The Paris Vendetta cover

The Paris Vendetta

Cotton Malone • Book 5

by Steve Berry, Scott Brick

3.94 Goodreads
(20.2K ratings)

Why You'll Love This

Napoleon's stolen treasure, a secret buried in his will, and modern assassins — Berry makes history feel like a lit fuse.

  • Great if you want: historical conspiracy layered into a fast, globe-trotting thriller
  • The experience: propulsive and cinematic — chapters end on hooks, momentum rarely drops
  • The writing: Berry blends real history into fiction with confident, well-researched precision
  • Skip if: you want character depth over plot machinery — Malone stays surface-level

About This Book

Napoleon Bonaparte carried a secret to his grave — and two centuries later, the scramble to uncover it is drawing in spies, assassins, and a former government operative who would rather be selling books. Steve Berry's fifth Cotton Malone thriller drops its reluctant hero into a conspiracy that spans from a Copenhagen bookshop to the corridors of European power, with a shadowy cabal and a hidden fortune at the center of it all.
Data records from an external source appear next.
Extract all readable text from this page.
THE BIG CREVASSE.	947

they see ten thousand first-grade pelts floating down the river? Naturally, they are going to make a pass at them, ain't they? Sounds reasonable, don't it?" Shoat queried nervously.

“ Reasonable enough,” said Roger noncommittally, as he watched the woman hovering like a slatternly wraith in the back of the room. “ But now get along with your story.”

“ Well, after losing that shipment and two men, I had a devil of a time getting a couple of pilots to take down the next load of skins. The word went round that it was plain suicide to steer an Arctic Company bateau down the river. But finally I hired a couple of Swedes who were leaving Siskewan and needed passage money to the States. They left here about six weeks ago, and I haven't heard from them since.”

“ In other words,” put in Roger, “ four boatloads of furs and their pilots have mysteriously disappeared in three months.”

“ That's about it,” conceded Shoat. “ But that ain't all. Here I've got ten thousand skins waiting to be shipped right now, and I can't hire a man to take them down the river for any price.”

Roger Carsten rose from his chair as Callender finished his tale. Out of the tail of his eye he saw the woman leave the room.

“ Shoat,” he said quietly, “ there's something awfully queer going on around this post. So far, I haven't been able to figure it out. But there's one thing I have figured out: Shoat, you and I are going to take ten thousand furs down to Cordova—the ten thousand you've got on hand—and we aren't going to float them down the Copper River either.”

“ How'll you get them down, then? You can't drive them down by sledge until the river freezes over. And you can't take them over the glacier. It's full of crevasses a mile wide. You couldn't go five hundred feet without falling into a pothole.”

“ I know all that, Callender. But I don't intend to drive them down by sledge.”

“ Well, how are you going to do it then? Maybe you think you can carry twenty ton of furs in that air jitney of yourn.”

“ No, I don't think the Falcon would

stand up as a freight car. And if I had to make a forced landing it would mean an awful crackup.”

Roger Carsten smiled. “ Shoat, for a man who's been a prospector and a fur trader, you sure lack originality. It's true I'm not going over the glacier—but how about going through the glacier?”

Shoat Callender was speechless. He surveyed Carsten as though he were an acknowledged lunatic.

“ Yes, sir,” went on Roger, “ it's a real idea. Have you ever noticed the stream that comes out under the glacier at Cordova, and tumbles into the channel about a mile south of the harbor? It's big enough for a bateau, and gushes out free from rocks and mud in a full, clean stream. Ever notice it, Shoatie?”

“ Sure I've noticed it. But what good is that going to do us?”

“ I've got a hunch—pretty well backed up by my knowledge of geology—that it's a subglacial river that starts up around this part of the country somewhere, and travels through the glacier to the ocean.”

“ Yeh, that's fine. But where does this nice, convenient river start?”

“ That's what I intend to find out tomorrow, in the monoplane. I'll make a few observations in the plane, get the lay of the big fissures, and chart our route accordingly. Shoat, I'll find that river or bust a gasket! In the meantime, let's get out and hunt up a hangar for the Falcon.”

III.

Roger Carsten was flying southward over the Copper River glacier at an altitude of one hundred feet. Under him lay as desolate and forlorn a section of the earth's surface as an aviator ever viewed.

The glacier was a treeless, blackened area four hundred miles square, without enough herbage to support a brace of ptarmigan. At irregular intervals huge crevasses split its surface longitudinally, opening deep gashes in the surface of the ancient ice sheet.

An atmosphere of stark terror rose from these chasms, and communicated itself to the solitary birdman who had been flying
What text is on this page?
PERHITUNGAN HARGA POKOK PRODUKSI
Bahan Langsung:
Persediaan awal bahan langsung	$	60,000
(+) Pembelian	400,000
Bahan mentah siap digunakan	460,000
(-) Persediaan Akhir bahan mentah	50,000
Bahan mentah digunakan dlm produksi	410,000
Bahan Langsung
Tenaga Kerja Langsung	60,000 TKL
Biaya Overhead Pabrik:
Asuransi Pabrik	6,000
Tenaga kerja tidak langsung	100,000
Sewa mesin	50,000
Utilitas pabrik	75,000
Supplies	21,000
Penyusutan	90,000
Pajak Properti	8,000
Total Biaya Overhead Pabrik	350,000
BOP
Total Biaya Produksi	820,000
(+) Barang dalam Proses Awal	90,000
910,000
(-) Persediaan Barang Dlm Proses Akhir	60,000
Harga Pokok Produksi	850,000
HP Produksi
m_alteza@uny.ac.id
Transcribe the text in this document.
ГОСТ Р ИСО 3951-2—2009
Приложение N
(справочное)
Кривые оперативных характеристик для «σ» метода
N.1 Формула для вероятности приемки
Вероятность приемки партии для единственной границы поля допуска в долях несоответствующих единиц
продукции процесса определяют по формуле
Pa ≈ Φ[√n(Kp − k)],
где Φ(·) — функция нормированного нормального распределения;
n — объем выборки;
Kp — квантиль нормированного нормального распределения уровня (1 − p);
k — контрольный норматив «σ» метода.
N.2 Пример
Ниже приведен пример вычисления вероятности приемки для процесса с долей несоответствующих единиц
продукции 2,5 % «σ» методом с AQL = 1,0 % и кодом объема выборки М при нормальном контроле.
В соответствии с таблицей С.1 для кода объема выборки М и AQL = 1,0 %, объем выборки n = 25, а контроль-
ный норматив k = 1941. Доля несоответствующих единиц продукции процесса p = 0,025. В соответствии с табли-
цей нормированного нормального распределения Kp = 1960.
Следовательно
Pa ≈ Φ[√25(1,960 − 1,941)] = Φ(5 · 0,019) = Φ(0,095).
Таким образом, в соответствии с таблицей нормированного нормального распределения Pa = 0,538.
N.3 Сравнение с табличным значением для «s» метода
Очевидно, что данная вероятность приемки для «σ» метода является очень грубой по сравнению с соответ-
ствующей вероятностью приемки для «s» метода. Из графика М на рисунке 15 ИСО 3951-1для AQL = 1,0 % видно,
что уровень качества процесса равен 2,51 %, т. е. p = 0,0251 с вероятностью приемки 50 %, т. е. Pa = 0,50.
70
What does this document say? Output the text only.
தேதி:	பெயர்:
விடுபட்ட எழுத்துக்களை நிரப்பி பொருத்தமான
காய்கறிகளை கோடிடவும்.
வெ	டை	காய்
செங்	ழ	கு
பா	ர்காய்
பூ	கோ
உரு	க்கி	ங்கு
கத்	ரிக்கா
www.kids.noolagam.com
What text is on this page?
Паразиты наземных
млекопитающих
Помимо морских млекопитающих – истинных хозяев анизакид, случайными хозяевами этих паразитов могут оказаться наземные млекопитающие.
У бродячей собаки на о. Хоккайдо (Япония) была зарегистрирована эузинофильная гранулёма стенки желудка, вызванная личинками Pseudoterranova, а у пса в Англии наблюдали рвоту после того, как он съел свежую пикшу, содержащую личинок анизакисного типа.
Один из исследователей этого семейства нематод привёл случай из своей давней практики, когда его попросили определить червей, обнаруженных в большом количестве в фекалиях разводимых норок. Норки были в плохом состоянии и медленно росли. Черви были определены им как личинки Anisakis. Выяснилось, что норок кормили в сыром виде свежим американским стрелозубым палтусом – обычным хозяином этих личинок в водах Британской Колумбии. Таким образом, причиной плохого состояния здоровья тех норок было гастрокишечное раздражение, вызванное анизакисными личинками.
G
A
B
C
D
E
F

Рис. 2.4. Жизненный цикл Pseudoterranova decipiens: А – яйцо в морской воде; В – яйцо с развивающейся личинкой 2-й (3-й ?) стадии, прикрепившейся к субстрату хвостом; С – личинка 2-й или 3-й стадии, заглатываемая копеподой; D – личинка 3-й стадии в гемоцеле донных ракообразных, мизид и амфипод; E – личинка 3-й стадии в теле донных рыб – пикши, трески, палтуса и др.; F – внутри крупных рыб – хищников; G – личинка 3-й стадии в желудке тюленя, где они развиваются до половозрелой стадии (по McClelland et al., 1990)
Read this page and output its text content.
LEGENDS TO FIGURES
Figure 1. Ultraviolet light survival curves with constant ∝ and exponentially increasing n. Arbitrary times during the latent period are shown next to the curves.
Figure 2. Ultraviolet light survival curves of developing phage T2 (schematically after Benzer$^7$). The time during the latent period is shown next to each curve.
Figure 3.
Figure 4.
The stakes are global, but the story never loses sight of the personal cost to a man who keeps getting pulled back into a world he thought he'd left behind.

Berry writes historical thrillers with a particular architecture: real history embedded inside propulsive fiction, so the pages turn fast but leave something behind. The research into Napoleonic lore and the mechanics of financial power gives the plot genuine texture without slowing its momentum. Malone himself is a well-worn protagonist by this point in the series — skeptical, capable, more complicated than he first appears — and Berry uses that familiarity to take real risks with the character here. It's a thriller that respects the reader's intelligence while keeping the accelerator down.